Capital Gains Taxation in Cameroon
In Cameroon, the taxation of capital gains is governed by the General Tax Code (CGI), specifically Article 104. Capital gains are defined as profits realized from the disposal of movable or immovable property, including:
- Real estate
- Stocks and bonds
- Business assets
The CGI does not differentiate between short-term and long-term capital gains.
Calculating Taxable Capital Gains
Taxable capital gains are calculated as the difference between the selling price and the acquisition cost of the asset.

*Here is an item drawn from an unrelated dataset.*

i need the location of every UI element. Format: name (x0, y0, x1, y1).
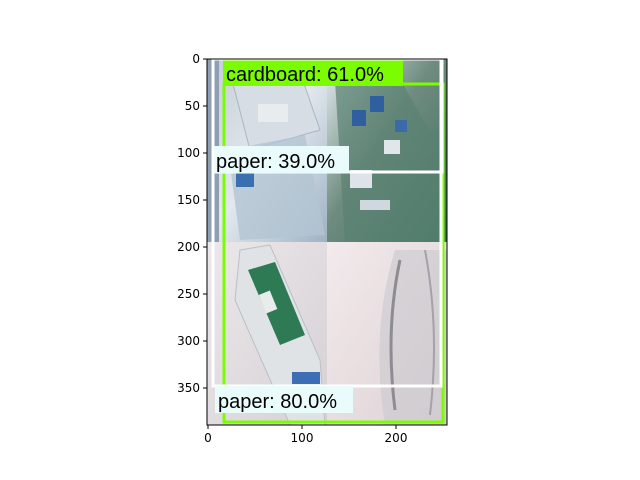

The formula is:
Capital Gain = Selling Price - Acquisition Cost - Expenses
Adjustments or deductions are allowed for expenses related to the sale, such as brokerage fees and legal fees, as well as improvements made to the asset during ownership.
Tax Rates
Capital gains are taxed at a flat rate of 15%. However, certain exemptions and preferential treatments may apply, such as:
- Gains from the sale of a principal residence are exempt up to a certain amount.
- Gains from the sale of shares in a company are exempt if the company has been held for at least two years.
Legal Framework
The taxation of capital gains in Cameroon is outlined in the following articles of the CGI:
- Article 104: Definition of capital gains
- Article 105: Calculation of taxable capital gains
- Article 106: Tax rates
- Article 107: Exemptions and preferential treatments
These provisions aim to regulate investment decisions by incentivizing long-term investments and promoting economic growth.